Classification of Generative AI Models

Variational Autoencoders (VAE)

A variational autoencoder (VAE) is a type of autoencoder that combines variational inference with an encoder–decoder architecture. Autoencoders consist of an encoder network that maps high-dimensional data to a low-dimensional representation and a decoder network that reconstructs the original input from the representation. However, traditional autoencoders lack the ability to generate new data points.

In Figure 4, in a VAE, the encoder network maps the input data (x) to the parameters of a probability distribution in a latent space (z) using input layer and hidden layer composed of neural network units, such as dense or convolutional layers. This distribution is often modeled as a multivariate Gaussian with mean and covariance parameters achieved in mean, variance layers. Samples are drawn from this latent space distribution in sampling layer, generated by the encoder, to produce new data points using the decoder network (y) with hidden and output layers. By sampling from the approximate posterior distribution in the latent space, VAEs can generate diverse outputs resembling the training data.

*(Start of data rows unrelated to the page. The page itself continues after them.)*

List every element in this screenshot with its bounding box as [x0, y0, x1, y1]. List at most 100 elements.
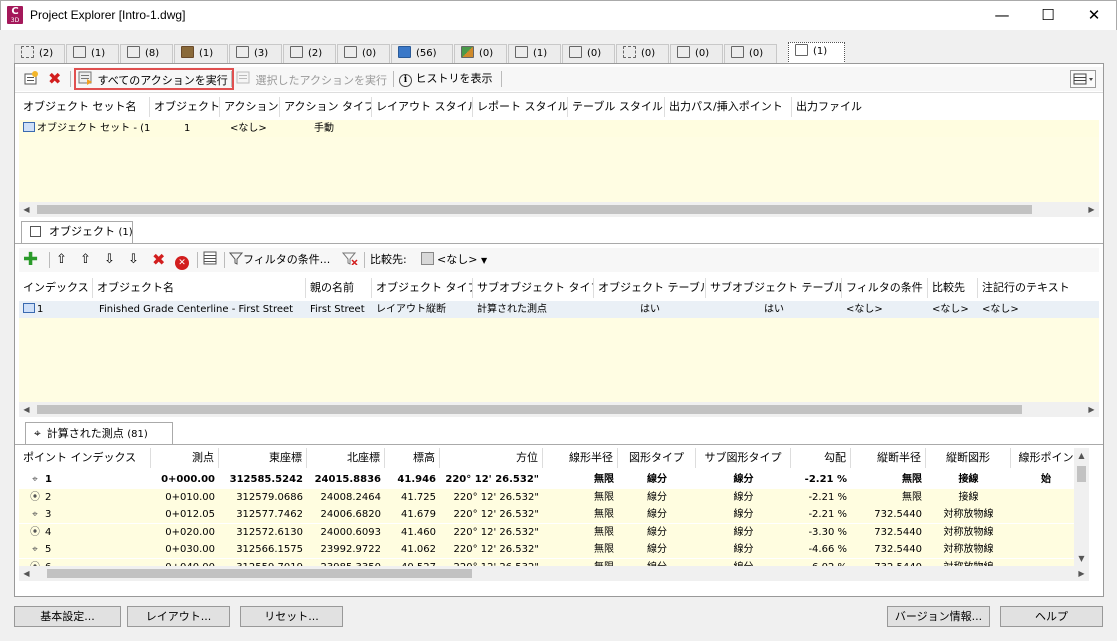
object-table-button[interactable] — [203, 251, 217, 269]
points-vertical-scrollbar[interactable]: ▲ ▼ — [1074, 448, 1089, 566]
object-row[interactable]: 1 Finished Grade Centerline - First Stre… — [19, 301, 1099, 318]
tab-object-sets[interactable]: (1) — [788, 42, 845, 64]
scroll-right-icon[interactable]: ▶ — [1084, 402, 1099, 417]
col-output-path[interactable]: 出力パス/挿入ポイント — [665, 97, 792, 117]
col-object-table[interactable]: オブジェクト テーブル — [594, 278, 706, 298]
sets-horizontal-scrollbar[interactable]: ◀ ▶ — [19, 202, 1099, 217]
delete-set-button[interactable]: ✖ — [48, 70, 61, 88]
col-subobject-table[interactable]: サブオブジェクト テーブル — [706, 278, 842, 298]
minimize-button[interactable]: — — [979, 0, 1025, 30]
col-profile-geometry[interactable]: 縦断図形 — [926, 448, 1011, 468]
clear-filter-button[interactable] — [342, 251, 358, 269]
tab-parcels[interactable]: (2) — [283, 44, 336, 63]
tab-surfaces[interactable]: (1) — [174, 44, 228, 63]
profile-geometry-cell: 接線 — [958, 491, 979, 503]
scroll-left-icon[interactable]: ◀ — [19, 566, 34, 581]
scroll-up-icon[interactable]: ▲ — [1074, 448, 1089, 463]
col-objects[interactable]: オブジェクト — [150, 97, 220, 117]
tab-corridors[interactable]: (0) — [454, 44, 507, 63]
sub-geometry-type-cell: 線分 — [733, 491, 754, 503]
basic-settings-button[interactable]: 基本設定... — [14, 606, 121, 627]
move-up-button[interactable]: ⇧ — [80, 251, 91, 269]
reset-button[interactable]: リセット... — [240, 606, 343, 627]
object-set-row[interactable]: オブジェクト セット - (1) 1 <なし> 手動 — [19, 120, 1099, 137]
station-row[interactable]: ⌖ 3 0+012.05 312577.7462 24006.6820 41.679 220… — [19, 506, 1074, 523]
col-object-name[interactable]: オブジェクト名 — [93, 278, 306, 298]
tab-subassemblies[interactable]: (0) — [562, 44, 615, 63]
col-filter-conditions[interactable]: フィルタの条件 — [842, 278, 928, 298]
scroll-left-icon[interactable]: ◀ — [19, 402, 34, 417]
tab-alignments[interactable]: (2) — [14, 44, 65, 63]
alignment-point-cell — [1011, 541, 1081, 558]
close-window-button[interactable]: ✕ — [1071, 0, 1117, 30]
sub-geometry-type-cell: 線分 — [733, 526, 754, 538]
col-object-type[interactable]: オブジェクト タイプ — [372, 278, 473, 298]
run-all-actions-button[interactable]: すべてのアクションを実行 — [74, 68, 234, 90]
tab-sections[interactable]: (3) — [229, 44, 282, 63]
col-layout-style[interactable]: レイアウト スタイル — [372, 97, 473, 117]
station-row[interactable]: ⦿ 2 0+010.00 312579.0686 24008.2464 41.725 220… — [19, 488, 1074, 506]
tab-profiles[interactable]: (8) — [120, 44, 173, 63]
col-report-style[interactable]: レポート スタイル — [473, 97, 568, 117]
station-row[interactable]: ⌖ 5 0+030.00 312566.1575 23992.9722 41.062 220… — [19, 541, 1074, 558]
tab-sheets[interactable]: (0) — [724, 44, 777, 63]
col-station[interactable]: 測点 — [151, 448, 219, 468]
col-parent-name[interactable]: 親の名前 — [306, 278, 372, 298]
station-row[interactable]: ⦿ 4 0+020.00 312572.6130 24000.6093 41.460 220… — [19, 523, 1074, 541]
col-table-style[interactable]: テーブル スタイル — [568, 97, 665, 117]
tab-sample-lines[interactable]: (0) — [616, 44, 669, 63]
col-output-file[interactable]: 出力ファイル — [792, 97, 892, 117]
col-action-type[interactable]: アクション タイプ — [280, 97, 372, 117]
version-info-button[interactable]: バージョン情報... — [887, 606, 990, 627]
add-object-button[interactable]: ✚ — [23, 251, 38, 269]
move-bottom-button[interactable]: ⇩ — [128, 251, 139, 269]
scroll-right-icon[interactable]: ▶ — [1084, 202, 1099, 217]
scroll-down-icon[interactable]: ▼ — [1074, 551, 1089, 566]
tab-calculated-stations[interactable]: ⌖ 計算された測点 (81) — [25, 422, 173, 444]
compare-dropdown[interactable]: <なし> ▼ — [421, 251, 487, 269]
maximize-button[interactable]: ☐ — [1025, 0, 1071, 30]
col-profile-radius[interactable]: 縦断半径 — [851, 448, 926, 468]
help-button[interactable]: ヘルプ — [1000, 606, 1103, 627]
tab-views[interactable]: (0) — [670, 44, 723, 63]
objects-horizontal-scrollbar[interactable]: ◀ ▶ — [19, 402, 1099, 417]
col-bearing[interactable]: 方位 — [440, 448, 543, 468]
alignment-radius-cell: 無限 — [594, 526, 614, 538]
layout-button[interactable]: レイアウト... — [127, 606, 230, 627]
filter-conditions-button[interactable]: フィルタの条件... — [229, 251, 330, 269]
col-set-name[interactable]: オブジェクト セット名 — [19, 97, 150, 117]
tab-pipe-networks[interactable]: (56) — [391, 44, 453, 63]
scroll-right-icon[interactable]: ▶ — [1074, 566, 1089, 581]
col-annotation-text[interactable]: 注記行のテキスト — [978, 278, 1078, 298]
col-northing[interactable]: 北座標 — [307, 448, 385, 468]
station-row[interactable]: ⌖ 1 0+000.00 312585.5242 24015.8836 41.946 220… — [19, 471, 1074, 488]
col-point-index[interactable]: ポイント インデックス — [19, 448, 151, 468]
col-alignment-radius[interactable]: 線形半径 — [543, 448, 618, 468]
scroll-left-icon[interactable]: ◀ — [19, 202, 34, 217]
layout-options-dropdown[interactable] — [1070, 70, 1096, 88]
col-index[interactable]: インデックス — [19, 278, 93, 298]
col-grade[interactable]: 勾配 — [791, 448, 851, 468]
compare-label: 比較先: — [370, 253, 407, 266]
site-icon — [73, 46, 86, 58]
remove-all-button[interactable]: ✕ — [175, 251, 189, 270]
col-compare-to[interactable]: 比較先 — [928, 278, 978, 298]
tab-feature-lines[interactable]: (0) — [337, 44, 390, 63]
points-horizontal-scrollbar[interactable]: ◀ ▶ — [19, 566, 1089, 581]
tab-assemblies[interactable]: (1) — [508, 44, 561, 63]
tab-objects[interactable]: オブジェクト (1) — [21, 221, 133, 243]
col-easting[interactable]: 東座標 — [219, 448, 307, 468]
col-action[interactable]: アクション — [220, 97, 280, 117]
col-elevation[interactable]: 標高 — [385, 448, 440, 468]
new-object-set-button[interactable] — [23, 70, 39, 88]
col-geometry-type[interactable]: 図形タイプ — [618, 448, 696, 468]
move-down-button[interactable]: ⇩ — [104, 251, 115, 269]
col-sub-geometry-type[interactable]: サブ図形タイプ — [696, 448, 791, 468]
tab-sites[interactable]: (1) — [66, 44, 119, 63]
col-alignment-point[interactable]: 線形ポイン — [1011, 448, 1081, 468]
move-top-button[interactable]: ⇧ — [56, 251, 67, 269]
remove-object-button[interactable]: ✖ — [152, 251, 165, 269]
col-subobject-type[interactable]: サブオブジェクト タイプ — [473, 278, 594, 298]
run-selected-actions-button[interactable]: 選択したアクションを実行 — [236, 70, 387, 88]
show-history-button[interactable]: i ヒストリを表示 — [399, 70, 493, 88]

Figure 4. Typical structure of variational autoencoder (VAE).

Neural networks, such as fully connected networks or convolutional neural networks (CNNs), are commonly used as encoders and decoders in VAEs. The specific architecture depends on the data and its complexity. For images or grid-like data, CNNs or deconvolutional neural networks (also known as convolutional transpose networks) are often employed as decoders. Training a VAE involves optimizing the model parameters by minimizing a loss function comprising a reconstruction loss and a regularization term. The reconstruction loss measures the discrepancy between the input data and the reconstructed output, while the regularization term computes the Kullback–Leibler (KL) divergence between the approximate posterior distribution and a chosen prior distribution in the latent space. This term promotes smoothness and regularization. The training process of a VAE includes selecting the network architecture, defining the loss function, and iterating through batches of input data. The encoder processes the data, latent space points are sampled, and the decoder reconstructs the input. The total loss, combining the reconstruction loss and regularization term, is computed, and gradients are used to update the model parameters through backpropagation.

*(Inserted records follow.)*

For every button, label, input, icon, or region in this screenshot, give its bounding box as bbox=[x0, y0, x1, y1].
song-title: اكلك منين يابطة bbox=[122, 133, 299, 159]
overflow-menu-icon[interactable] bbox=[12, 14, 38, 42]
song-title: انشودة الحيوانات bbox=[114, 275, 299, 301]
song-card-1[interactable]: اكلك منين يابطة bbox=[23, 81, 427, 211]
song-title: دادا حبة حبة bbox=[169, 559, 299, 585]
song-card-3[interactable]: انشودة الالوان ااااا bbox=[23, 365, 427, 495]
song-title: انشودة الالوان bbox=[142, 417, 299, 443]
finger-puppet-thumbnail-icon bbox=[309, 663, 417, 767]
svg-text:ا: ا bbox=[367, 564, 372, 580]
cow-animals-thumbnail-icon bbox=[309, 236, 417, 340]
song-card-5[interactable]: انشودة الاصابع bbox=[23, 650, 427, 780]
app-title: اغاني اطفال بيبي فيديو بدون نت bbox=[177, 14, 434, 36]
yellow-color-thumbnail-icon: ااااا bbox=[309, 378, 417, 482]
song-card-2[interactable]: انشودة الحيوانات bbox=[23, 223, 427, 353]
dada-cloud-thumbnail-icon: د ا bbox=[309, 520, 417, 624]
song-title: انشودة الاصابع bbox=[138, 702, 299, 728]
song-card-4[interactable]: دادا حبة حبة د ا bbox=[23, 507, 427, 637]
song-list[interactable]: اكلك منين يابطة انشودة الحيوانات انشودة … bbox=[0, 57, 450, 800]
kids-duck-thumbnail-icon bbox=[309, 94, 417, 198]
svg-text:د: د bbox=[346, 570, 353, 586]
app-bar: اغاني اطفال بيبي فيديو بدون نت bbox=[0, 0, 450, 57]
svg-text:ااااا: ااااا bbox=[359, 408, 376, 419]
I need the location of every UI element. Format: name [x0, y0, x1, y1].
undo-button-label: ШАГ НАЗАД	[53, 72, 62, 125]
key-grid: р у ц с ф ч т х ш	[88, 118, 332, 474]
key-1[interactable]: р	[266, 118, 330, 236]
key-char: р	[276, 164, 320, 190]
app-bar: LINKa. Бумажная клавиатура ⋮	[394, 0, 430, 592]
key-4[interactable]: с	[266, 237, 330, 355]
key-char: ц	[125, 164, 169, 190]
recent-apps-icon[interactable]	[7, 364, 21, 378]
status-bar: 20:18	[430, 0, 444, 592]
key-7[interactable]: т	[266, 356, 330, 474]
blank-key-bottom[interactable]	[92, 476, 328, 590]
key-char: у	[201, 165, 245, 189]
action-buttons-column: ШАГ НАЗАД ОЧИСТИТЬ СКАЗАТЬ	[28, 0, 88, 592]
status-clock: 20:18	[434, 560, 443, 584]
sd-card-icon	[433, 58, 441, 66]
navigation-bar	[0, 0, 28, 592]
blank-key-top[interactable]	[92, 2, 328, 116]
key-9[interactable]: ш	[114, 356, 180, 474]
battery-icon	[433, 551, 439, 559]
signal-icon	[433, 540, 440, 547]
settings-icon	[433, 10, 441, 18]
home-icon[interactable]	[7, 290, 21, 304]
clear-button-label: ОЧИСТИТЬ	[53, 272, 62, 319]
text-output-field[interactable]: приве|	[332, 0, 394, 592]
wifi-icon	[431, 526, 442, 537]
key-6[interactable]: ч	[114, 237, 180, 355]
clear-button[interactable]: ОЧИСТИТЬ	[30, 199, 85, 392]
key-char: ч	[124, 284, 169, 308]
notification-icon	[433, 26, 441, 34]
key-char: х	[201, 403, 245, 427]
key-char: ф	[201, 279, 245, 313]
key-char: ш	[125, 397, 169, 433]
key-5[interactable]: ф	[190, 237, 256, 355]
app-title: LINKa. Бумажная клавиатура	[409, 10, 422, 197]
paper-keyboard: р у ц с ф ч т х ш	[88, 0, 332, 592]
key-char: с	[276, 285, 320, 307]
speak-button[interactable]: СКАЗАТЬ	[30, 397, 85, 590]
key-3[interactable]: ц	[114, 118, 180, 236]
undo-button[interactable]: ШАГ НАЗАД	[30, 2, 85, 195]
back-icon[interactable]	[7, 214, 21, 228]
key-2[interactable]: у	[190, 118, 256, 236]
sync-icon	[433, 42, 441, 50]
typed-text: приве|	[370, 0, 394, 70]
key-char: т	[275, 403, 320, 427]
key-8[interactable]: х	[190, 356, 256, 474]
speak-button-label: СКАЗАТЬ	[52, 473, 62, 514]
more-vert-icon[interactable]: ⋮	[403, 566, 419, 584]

While VAEs offer generative modeling and capture complex latent representations, they may suffer from issues such as blurry reconstructions and challenges in evaluating the quality of generated samples. Researchers have proposed various improvements to VAEs to address these concerns, such as vector-quantized variational autoencoder (VQ-VAE), which introduces a discrete latent space by quantizing encoder outputs, leading to a more structured and interpretable latent representation; recurrent variational autoencoder (RVAE) to sequential data by incorporating recurrent architectures, allowing for sequence generation and anomaly detection; constrained graph variational autoencoder (CGVAE) models graph-structured data using graph neural networks, enabling generation while preserving structural properties; crystal diffusion variational autoencoders (CDVAE), generating crystal structures in materials science, combining VAE with a diffusion process to learn a continuous representation of crystal structures; junction tree variational autoencoder (JT-VAE), leveraging junction trees, a type of graphical model, to capture complex dependencies between variables in structured domains like natural language processing or bioinformatics.